Conheça as leis sobre a customização de caminhões

03/12/2018 às 4:38 - Atualizado em 13/12/2018 às 10:04

Muitos caminhoneiros desejam se diferenciar de outros e tornar o seu veículo como único. Nesse caso customização de caminhões pode ser uma ótima alternativa. Mas como fazer isso? Será que a lei permite realizar grandes mudanças?

A verdade é que a lei possibilita algumas alterações em sua máquina, mas impede outras. Por isso é importante ficar atento ao que é proibido e evitar possíveis infrações no futuro, já que benefícios podem se tornar em prejuízos com apenas um erro.

Vale a pena destacar a importância da customização para a divulgação de uma marca ou para melhorias importantes na estética de um caminhão. Mas essas modificações podem ir muito além da pintura de caminhão personalizada.

Benefícios dessas customizações

As customizações podem reverter em ótimos benefícios para os motoristas. Os autônomos, por exemplo, podem transformar seus caminhões em veículos atrativos e que chamem a atenção de transportadoras.

Por outro lado, os que são contratados podem pintar seus caminhões de acordo com a empresa. Dessa forma, o veículo se torna um marketing positivo e que se espalha por diferentes regiões do país.

Além da pintura, existem as modificações que podem tornar o caminhão mais potente, eficiente e capaz de proporcionar viagens mais rápidas e mais vantajosas.

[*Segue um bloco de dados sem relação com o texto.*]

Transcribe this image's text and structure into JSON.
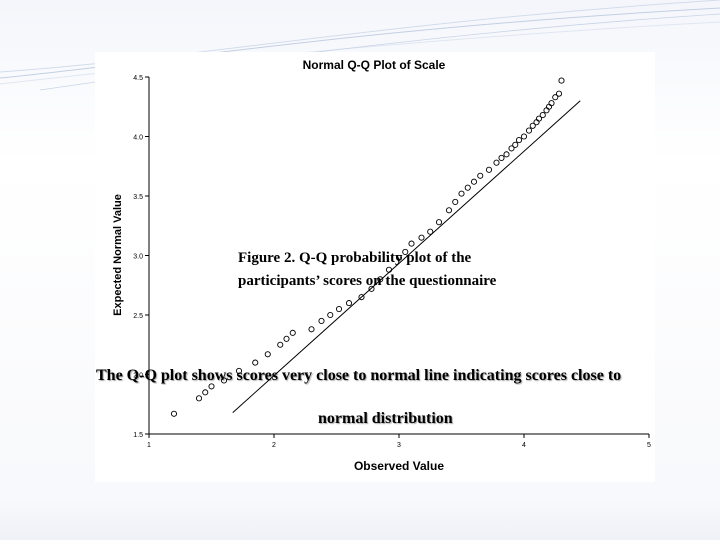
{
  "caption": {
    "line1": "Figure 2. Q-Q probability plot of the",
    "line2": "participants’ scores on the questionnaire"
  },
  "note": {
    "line1": "The Q-Q plot shows scores very close to normal line indicating scores close to",
    "line2": "normal distribution"
  },
  "colors": {
    "accent": "#9fb3d1",
    "marker": "#000000",
    "reference_line": "#000000"
  },
  "chart_data": {
    "type": "scatter",
    "title": "Normal Q-Q Plot of Scale",
    "xlabel": "Observed Value",
    "ylabel": "Expected Normal Value",
    "xlim": [
      1,
      5
    ],
    "ylim": [
      1.5,
      4.5
    ],
    "xticks": [
      1,
      2,
      3,
      4,
      5
    ],
    "yticks": [
      1.5,
      2.0,
      2.5,
      3.0,
      3.5,
      4.0,
      4.5
    ],
    "ytick_labels": [
      "1.5",
      "2.0",
      "2.5",
      "3.0",
      "3.5",
      "4.0",
      "4.5"
    ],
    "xtick_labels": [
      "1",
      "2",
      "3",
      "4",
      "5"
    ],
    "grid": false,
    "reference_line": {
      "x": [
        1.67,
        4.45
      ],
      "y": [
        1.68,
        4.3
      ]
    },
    "series": [
      {
        "x": [
          1.2,
          1.4,
          1.45,
          1.5,
          1.6,
          1.72,
          1.85,
          1.95,
          2.05,
          2.1,
          2.15,
          2.3,
          2.38,
          2.45,
          2.52,
          2.6,
          2.7,
          2.78,
          2.85,
          2.92,
          3.0,
          3.05,
          3.1,
          3.18,
          3.25,
          3.32,
          3.4,
          3.45,
          3.5,
          3.55,
          3.6,
          3.65,
          3.72,
          3.78,
          3.82,
          3.86,
          3.9,
          3.93,
          3.96,
          4.0,
          4.04,
          4.07,
          4.1,
          4.12,
          4.15,
          4.18,
          4.2,
          4.22,
          4.25,
          4.28,
          4.3
        ],
        "y": [
          1.67,
          1.8,
          1.85,
          1.9,
          1.95,
          2.03,
          2.1,
          2.17,
          2.25,
          2.3,
          2.35,
          2.38,
          2.45,
          2.5,
          2.55,
          2.6,
          2.65,
          2.72,
          2.8,
          2.88,
          2.98,
          3.03,
          3.1,
          3.15,
          3.2,
          3.28,
          3.38,
          3.45,
          3.52,
          3.57,
          3.62,
          3.67,
          3.72,
          3.78,
          3.82,
          3.85,
          3.9,
          3.93,
          3.97,
          4.0,
          4.05,
          4.09,
          4.12,
          4.15,
          4.18,
          4.22,
          4.25,
          4.28,
          4.33,
          4.36,
          4.47
        ]
      }
    ]
  }
}
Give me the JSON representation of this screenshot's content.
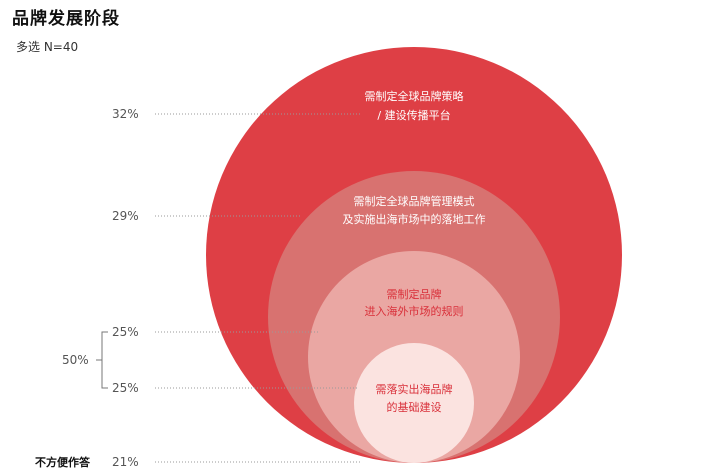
{
  "title": "品牌发展阶段",
  "subtitle": "多选  N=40",
  "colors": {
    "outer": "#de3f45",
    "second": "#d87270",
    "third": "#eaa7a3",
    "inner": "#fbe3e0"
  },
  "chart_data": {
    "type": "nested-circle",
    "title": "品牌发展阶段",
    "subtitle": "多选  N=40",
    "stages": [
      {
        "label_lines": [
          "需制定全球品牌策略",
          "/ 建设传播平台"
        ],
        "value_label": "32%",
        "value": 32
      },
      {
        "label_lines": [
          "需制定全球品牌管理模式",
          "及实施出海市场中的落地工作"
        ],
        "value_label": "29%",
        "value": 29
      },
      {
        "label_lines": [
          "需制定品牌",
          "进入海外市场的规则"
        ],
        "value_label": "25%",
        "value": 25
      },
      {
        "label_lines": [
          "需落实出海品牌",
          "的基础建设"
        ],
        "value_label": "25%",
        "value": 25
      }
    ],
    "group_bracket": {
      "value_label": "50%",
      "value": 50
    },
    "no_answer": {
      "label": "不方便作答",
      "value_label": "21%",
      "value": 21
    }
  }
}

Leis para os caminhões personalizados brasileiros

Apesar de proporcionar ótimos resultados, é importante analisar quais alterações podem e quais não podem ser feitas. Isso porque o Contran e o Detran possuem algumas regras que limitam o que pode ser mudado dentro de um caminhão, seja por meio da pintura ou da inserção de acessórios e equipamentos específicos.

Veja as leis para algumas das principais alterações realizadas por caminhoneiros no Brasil:

Motor

As modificações no motor devem ter como objetivo um upgrade na potência do veículo. Dessa forma, o ideal é evitar alterações meramente estéticas. Seguindo essas recomendações provavelmente será possível conseguir a autorização dos órgãos competentes de seu município.

Iluminação e sinalização

Muitos caminhoneiros desejam realizar mudanças nos faróis de seus veículos. Porém, essa alteração é irregular e pode gerar uma multa. Isso porque o Contran entende que esses sistemas novos não são capazes de fornecer segurança ao motorista e aos demais automóveis na estrada.

Os faróis coloridos, desejo de muitos motoristas – não só caminhoneiros – são considerados ilegais, já que podem ser prejudiciais à visibilidade dos outros condutores. Essa regra serve também para outros tipos de veículos, como carros e motos.

Rodas e pneus

O rebaixamento de carros é uma prática muito popular e que atrai muitas pessoas. Apesar disso, ela é proibida em caminhões e pode ser motivo para uma multa e até a apreensão do veículo.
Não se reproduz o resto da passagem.